Chego ao desvio e faço a respectiva curva, lembro-me de pouco mais à frente ser visível a indicação de que ficam a 2 km. Na altura não o visitámos no retorno de Rila, não me lembro bem porquê, mas possivelmente devido ao avançado da hora e das crianças terem escola no dia seguinte. Avisto polícia na curva assim que viro. Estão na direcção contrária, o que não significa muito, mas pelo menos dificulta ser escolhido apesar de não haver muito trânsito. Talvez na volta seja contemplado. O número de polícias que se vê nas estradas búlgaras é incrível e já ouvi comentários jocosos de estrangeiros sobre esse facto. Disse-me um vez um local que sai mais barato ter forças policiais na estrada do que radares (que de facto se vêem poucos).

Até hoje apenas fui parado uma vez. Era domingo e perto das 13:00. Estava no centro da cidade acabado de chegar de uma volta de bicicleta com um grupo do qual me fiz “afiliado” no FB. Ao fazer uma curva fui imediatamente mandado encostar, tinha praticamente saído do estacionamento depois de acondicionar a bicicleta. Percebi logo o porquê: levava as luzes desligadas numa altura no ano em que é obrigatório o uso contínuo dos médios. Encostei e usei a técnica de descontracção e estupidez natural. Expliquei em inglês que não falava búlgaro e entreguei os documentos. O facto de ser português trouxe-lhe um sorriso à cara que me pareceu de satisfação e não de gozo. Possivelmente ficou com uma história para contar aos colegas.

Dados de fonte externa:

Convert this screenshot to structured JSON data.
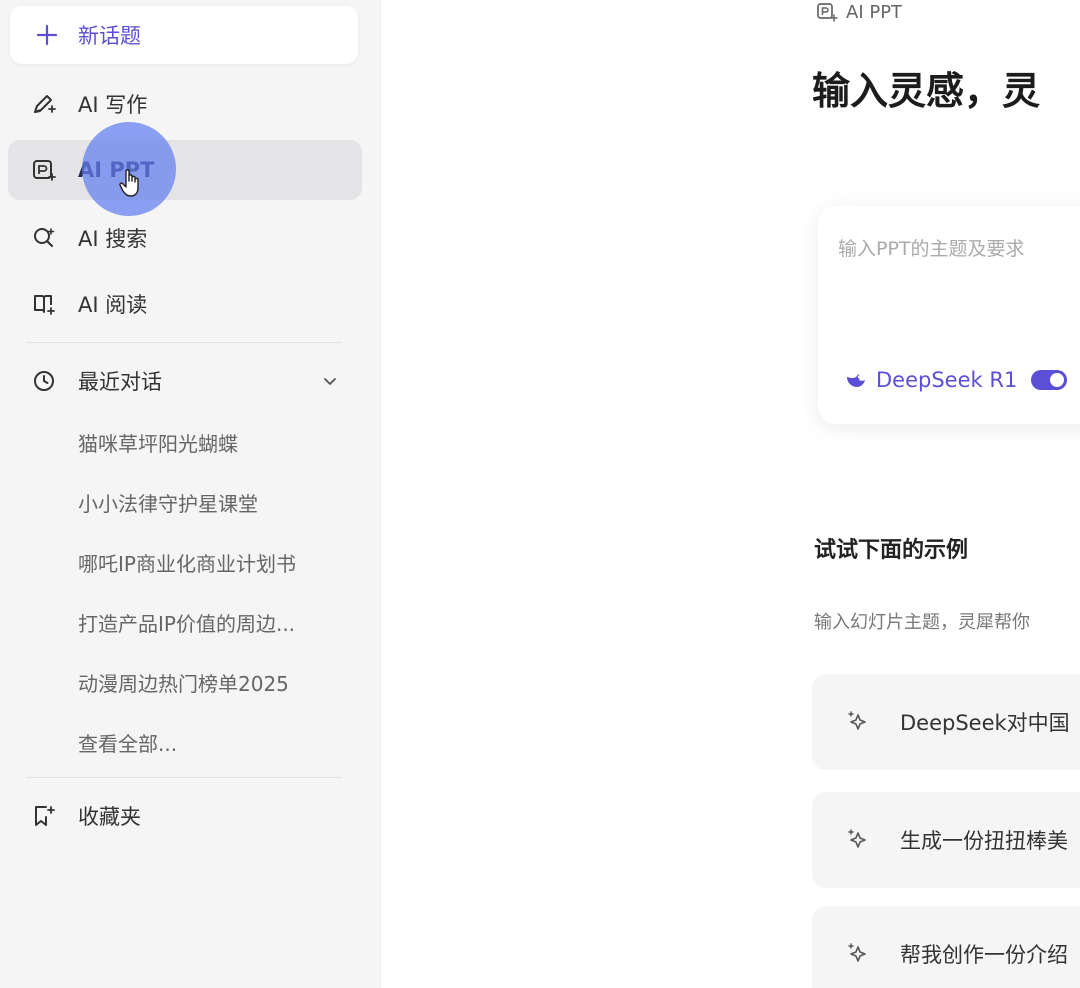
{
  "sidebar": {
    "new_topic": "新话题",
    "nav": [
      {
        "label": "AI 写作",
        "icon": "pen-sparkle-icon"
      },
      {
        "label": "AI PPT",
        "icon": "ppt-icon",
        "active": true
      },
      {
        "label": "AI 搜索",
        "icon": "search-icon"
      },
      {
        "label": "AI 阅读",
        "icon": "book-icon"
      }
    ],
    "recent": {
      "title": "最近对话",
      "items": [
        "猫咪草坪阳光蝴蝶",
        "小小法律守护星课堂",
        "哪吒IP商业化商业计划书",
        "打造产品IP价值的周边...",
        "动漫周边热门榜单2025"
      ],
      "view_all": "查看全部..."
    },
    "favorites": "收藏夹"
  },
  "main": {
    "breadcrumb": "AI PPT",
    "headline": "输入灵感，灵",
    "input": {
      "placeholder": "输入PPT的主题及要求",
      "model": "DeepSeek R1"
    },
    "examples": {
      "title": "试试下面的示例",
      "description": "输入幻灯片主题，灵犀帮你",
      "items": [
        "DeepSeek对中国",
        "生成一份扭扭棒美",
        "帮我创作一份介绍"
      ]
    }
  },
  "colors": {
    "accent": "#5b4fd6",
    "sidebar_bg": "#f5f5f6",
    "active_bg": "#e4e4e6",
    "click_halo": "#627ef0"
  }
}
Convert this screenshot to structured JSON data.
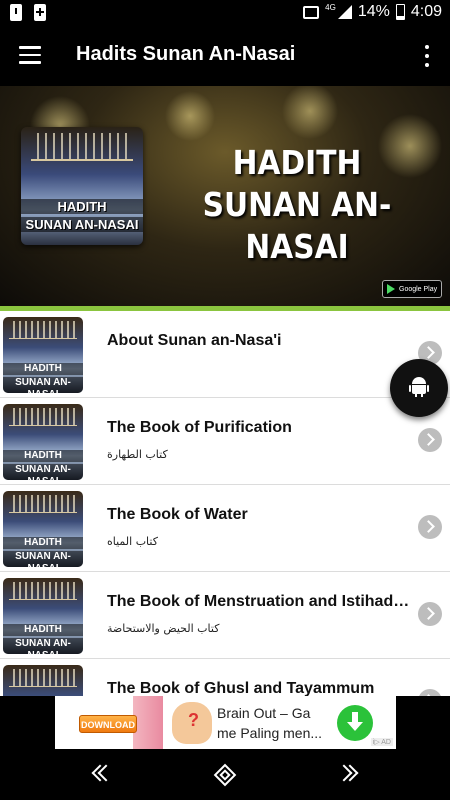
{
  "status_bar": {
    "network": "4G",
    "battery": "14%",
    "time": "4:09"
  },
  "app_bar": {
    "title": "Hadits Sunan An-Nasai"
  },
  "banner": {
    "heading_line1": "HADITH",
    "heading_line2": "SUNAN AN-NASAI",
    "book_line1": "HADITH",
    "book_line2": "SUNAN AN-NASAI",
    "store_badge_small": "GET IT ON",
    "store_badge": "Google Play"
  },
  "list": {
    "thumb_line1": "HADITH",
    "thumb_line2": "SUNAN AN-NASAI",
    "items": [
      {
        "title": "About Sunan an-Nasa'i",
        "subtitle": ""
      },
      {
        "title": "The Book of Purification",
        "subtitle": "كتاب الطهارة"
      },
      {
        "title": "The Book of Water",
        "subtitle": "كتاب المياه"
      },
      {
        "title": "The Book of Menstruation and Istihada...",
        "subtitle": "كتاب الحيض والاستحاضة"
      },
      {
        "title": "The Book of Ghusl and Tayammum",
        "subtitle": ""
      }
    ]
  },
  "ad": {
    "download_label": "DOWNLOAD",
    "text_line1": "Brain Out – Ga",
    "text_line2": "me Paling men...",
    "badge": "i▷ AD"
  },
  "colors": {
    "accent_line": "#8bc53f",
    "install_button": "#2bc23a"
  },
  "icons": [
    "menu-icon",
    "overflow-icon",
    "android-icon",
    "chevron-right-icon",
    "back-icon",
    "home-icon",
    "recent-icon"
  ]
}
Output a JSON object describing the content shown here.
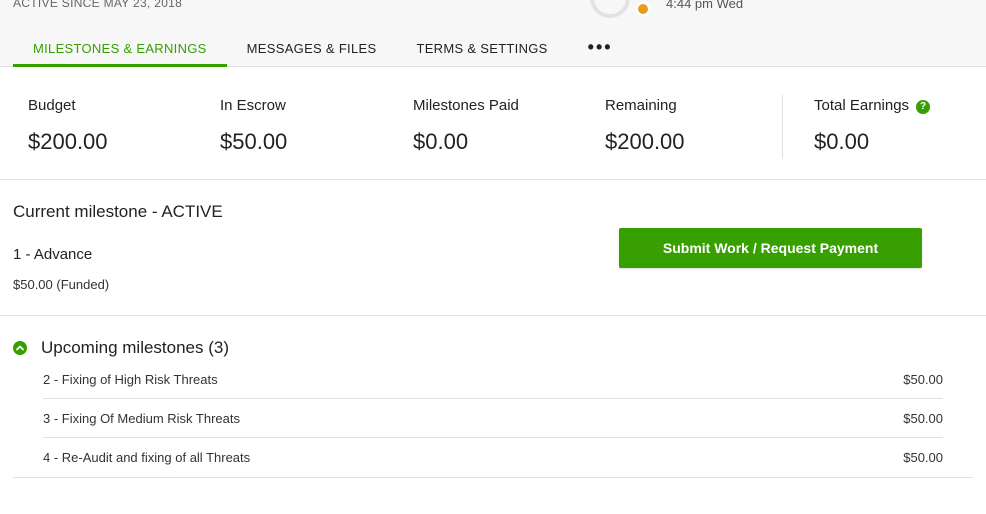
{
  "header": {
    "active_since": "ACTIVE SINCE MAY 23, 2018",
    "local_time": "4:44 pm Wed"
  },
  "tabs": [
    {
      "label": "MILESTONES & EARNINGS",
      "active": true
    },
    {
      "label": "MESSAGES & FILES",
      "active": false
    },
    {
      "label": "TERMS & SETTINGS",
      "active": false
    },
    {
      "label": "•••",
      "active": false
    }
  ],
  "stats": {
    "budget": {
      "label": "Budget",
      "value": "$200.00"
    },
    "escrow": {
      "label": "In Escrow",
      "value": "$50.00"
    },
    "paid": {
      "label": "Milestones Paid",
      "value": "$0.00"
    },
    "remaining": {
      "label": "Remaining",
      "value": "$200.00"
    },
    "earnings": {
      "label": "Total Earnings",
      "value": "$0.00",
      "help_icon": "?"
    }
  },
  "current_milestone": {
    "title": "Current milestone - ACTIVE",
    "name": "1 - Advance",
    "amount": "$50.00 (Funded)",
    "submit_label": "Submit Work / Request Payment"
  },
  "upcoming": {
    "title": "Upcoming milestones (3)",
    "items": [
      {
        "name": "2 - Fixing of High Risk Threats",
        "amount": "$50.00"
      },
      {
        "name": "3 - Fixing Of Medium Risk Threats",
        "amount": "$50.00"
      },
      {
        "name": "4 - Re-Audit and fixing of all Threats",
        "amount": "$50.00"
      }
    ]
  },
  "colors": {
    "accent": "#37a000",
    "status_dot": "#e89c1c",
    "divider": "#e0e0e0"
  }
}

Explicou-se por gestos, tinha de ter as luzes ligadas. Agradeci com um ar espantado como quem recebe uma informação valiosa pela primeira vez. Após a admoestação verbal, ou melhor gestual, deixou-me ir sem nenhuma coima.

O caminho é estreito mas suficientemente amplo para duas faixas de largura confortável. Ladeado em ambos os lados por árvores, faz lembrar imensos outros caminhos em linha recta que já percorri. Lembro-me sempre de um acesso a uma casa senhorial dos tempos antigos. Só o alcatrão destoa nesta imagem romântica.

Passo a vila de Stob depois de virar à esquerda na direcção indicada e chego a um pequeno descampado onde se vêem alguns carros, uma pequena loja e uma cancela com um pequena cabina de lado. É onde se paga. Tudo aqui é pago… barato, mas pago.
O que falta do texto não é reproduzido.